No I wasn't putting the word Fat into your diet ! As a Mediterranean Diet as far as I am aware, and having lived in Crete for some time in the past includes oily Fish, Lamb, Goats cheese, Olives, Salads with Olive oil dressings, and Olive oil for cooking, I simply was asking when you Say Healthy Med diet do you include these fats/oils. But it seams not, and I was asking do you eat Pasta, Bread, and Rice, which are foods that I would avoid in order to keep my Blood Glucose down. Also the reason I asked how long since Diagnosis was because I have been diagnosed now for around 12 years and although I have now successfully managed my T2 through a combination of Low carb and reduced medication, like many people with long standing T2 I still have to take Meds.
Diagnosed 7 years ago.
Originally prescribed metformin, then Januvia added.
It took me two years to bring it back down to normal levels.
I was then took off Januvia, and reduced to 500g of metformin.
I resisted being taken off metformin for a long time, but as my Hba1c has been stable at 34 for 5 years, I was taken off it last year.
At the risk of boring everyone.....
When I was diagnosed, I was morbidly obese.
I also got fat through overeating, that was down to me.
I realised losing weight was something I needed to do then.
I looked at different diets, and decided I wanted a non restrictive diet eventually, as I didn't want to be tied into a diet for life, so it was fairly obvious to myself then I wanted a choice that meant reversing diabetes, not simply avoiding the food group the raised BG.
(To me that was simply like someone with a pollen allergy choosing to live in a plastic bubble for life, and that wasn't for me)
Also, no one could admit they still portion control on HF, I had had several decades of overeating, because I chose to, so I could easily eat several thousands calories of fat in a meal. And I know fat makes me fat. (Yes, I did try LCHF initially, so that was based on experience, the bit about not stuffing your face still often gets overlooked)
So, working with the NHS, I lost about 4 stone in the year, using my meter and their dietitian tuning their low fat diet to suit.
All carbs aren't equal, all carbs don't turn to sugar at the same rate, so if you do produce insulin, as I still did, it's simply a question of finding foods that release slower, and there is no issue keeping up with it.
I still wasn't quite reversed, so I then finished with the Newcastle Diet, which did that for me.
I had read all the comments on "starvation mode", maybe it does exist for some, it doesn't for me.
(Very similar to Fungs fasting, eating normally, then fasting, so overall low calorie, but I don't think he had invented that until after the Newcastle diet, so I found Prof Taylors results and they had a good track record.)

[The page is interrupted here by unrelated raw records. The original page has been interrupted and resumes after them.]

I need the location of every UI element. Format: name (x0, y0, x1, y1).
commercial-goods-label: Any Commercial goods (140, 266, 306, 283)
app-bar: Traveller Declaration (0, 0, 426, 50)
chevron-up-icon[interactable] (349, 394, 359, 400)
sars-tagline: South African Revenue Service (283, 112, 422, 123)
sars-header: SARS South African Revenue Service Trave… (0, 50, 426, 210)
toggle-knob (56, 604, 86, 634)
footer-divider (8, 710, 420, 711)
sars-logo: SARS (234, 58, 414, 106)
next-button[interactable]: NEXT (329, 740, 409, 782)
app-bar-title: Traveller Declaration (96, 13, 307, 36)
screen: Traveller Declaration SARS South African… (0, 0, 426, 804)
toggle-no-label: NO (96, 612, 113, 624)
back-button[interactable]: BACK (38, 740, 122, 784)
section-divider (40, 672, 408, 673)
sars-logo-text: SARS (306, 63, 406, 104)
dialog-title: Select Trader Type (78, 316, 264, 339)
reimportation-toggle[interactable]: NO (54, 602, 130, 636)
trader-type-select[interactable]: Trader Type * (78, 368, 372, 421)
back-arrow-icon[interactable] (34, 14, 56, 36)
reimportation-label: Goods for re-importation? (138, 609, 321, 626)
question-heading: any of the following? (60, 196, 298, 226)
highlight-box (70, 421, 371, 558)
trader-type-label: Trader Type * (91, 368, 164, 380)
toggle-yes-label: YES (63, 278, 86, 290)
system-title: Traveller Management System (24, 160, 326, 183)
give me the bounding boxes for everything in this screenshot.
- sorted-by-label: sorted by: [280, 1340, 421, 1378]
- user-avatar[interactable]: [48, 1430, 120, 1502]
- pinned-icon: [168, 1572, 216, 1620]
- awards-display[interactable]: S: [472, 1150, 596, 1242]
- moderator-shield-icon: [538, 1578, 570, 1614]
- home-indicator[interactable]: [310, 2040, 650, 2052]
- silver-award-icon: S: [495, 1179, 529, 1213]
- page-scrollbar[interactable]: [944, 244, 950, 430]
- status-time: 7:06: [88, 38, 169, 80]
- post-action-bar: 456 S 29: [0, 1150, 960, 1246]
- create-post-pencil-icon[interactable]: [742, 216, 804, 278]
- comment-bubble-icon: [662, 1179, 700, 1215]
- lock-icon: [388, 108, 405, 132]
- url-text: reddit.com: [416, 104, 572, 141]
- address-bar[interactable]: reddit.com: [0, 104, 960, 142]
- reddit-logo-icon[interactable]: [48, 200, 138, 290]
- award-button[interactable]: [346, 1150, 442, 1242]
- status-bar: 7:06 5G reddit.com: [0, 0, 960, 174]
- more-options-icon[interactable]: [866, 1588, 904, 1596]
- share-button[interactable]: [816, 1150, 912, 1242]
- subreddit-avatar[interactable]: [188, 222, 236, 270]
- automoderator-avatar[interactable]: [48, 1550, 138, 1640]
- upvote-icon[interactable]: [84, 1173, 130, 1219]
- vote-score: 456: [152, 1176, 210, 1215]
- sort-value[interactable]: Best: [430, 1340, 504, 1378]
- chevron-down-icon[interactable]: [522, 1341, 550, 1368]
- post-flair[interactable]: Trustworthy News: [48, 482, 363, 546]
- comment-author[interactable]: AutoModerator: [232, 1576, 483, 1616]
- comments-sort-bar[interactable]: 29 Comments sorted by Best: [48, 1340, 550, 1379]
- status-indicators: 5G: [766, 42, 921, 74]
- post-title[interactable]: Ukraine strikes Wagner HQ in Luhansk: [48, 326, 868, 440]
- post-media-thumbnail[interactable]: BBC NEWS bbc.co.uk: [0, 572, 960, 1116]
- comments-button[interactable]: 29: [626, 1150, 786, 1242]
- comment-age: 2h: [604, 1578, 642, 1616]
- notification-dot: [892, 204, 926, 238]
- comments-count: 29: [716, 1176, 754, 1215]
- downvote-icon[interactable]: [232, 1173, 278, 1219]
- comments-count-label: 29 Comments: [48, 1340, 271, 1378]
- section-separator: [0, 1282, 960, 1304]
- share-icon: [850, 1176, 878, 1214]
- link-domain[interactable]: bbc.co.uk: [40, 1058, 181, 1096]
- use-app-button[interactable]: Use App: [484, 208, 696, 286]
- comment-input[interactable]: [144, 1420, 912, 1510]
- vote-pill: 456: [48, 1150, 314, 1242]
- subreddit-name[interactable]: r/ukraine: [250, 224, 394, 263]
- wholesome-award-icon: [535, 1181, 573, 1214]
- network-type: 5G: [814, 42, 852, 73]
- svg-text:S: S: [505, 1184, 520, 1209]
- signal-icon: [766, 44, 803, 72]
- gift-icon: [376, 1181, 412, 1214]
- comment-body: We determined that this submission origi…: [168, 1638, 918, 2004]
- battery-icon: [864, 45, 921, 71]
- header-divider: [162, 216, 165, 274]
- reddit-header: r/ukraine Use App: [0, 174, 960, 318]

Then I moved to a much healthier diet then previously, concentrated on the calories, and dropped the overeating. Which isn't to say it's utterly rigid, I can still eat a BugerKing, or a Domino's.
I have lost my sweet tooth through.
I don't eat cakes or donuts anymore, mainly as they are too sweet, and I have the mindset now of thinking about empty calories.
As to insulin resistance, I worked with the NHS there too, attended the courses, and got referred to an NHS gym, very good for me, graded exercise, and then I realised exercise greatly reduced insulin resistance, as your muscles work, (I had been sedentary) and start to break down the glucose again.
Yes, there may be spikes initially, there may be liver dumps, there may be odd things happening for a while, but I decided I wasn't going to spend my life trying to avoid any odd reading on my meter, as that's as bad as being diabetic still. Maybe I spiked during exercise, maybe I rose more than 2, maybe I had a dawn phenomenon, but that passes. It don't vanish entirely, but it happens to normal people too.
And I'm happy with normal.
I don't need the "gold standard" of BG control.
Normal people don't suffer diabetic complications, that's enough for me.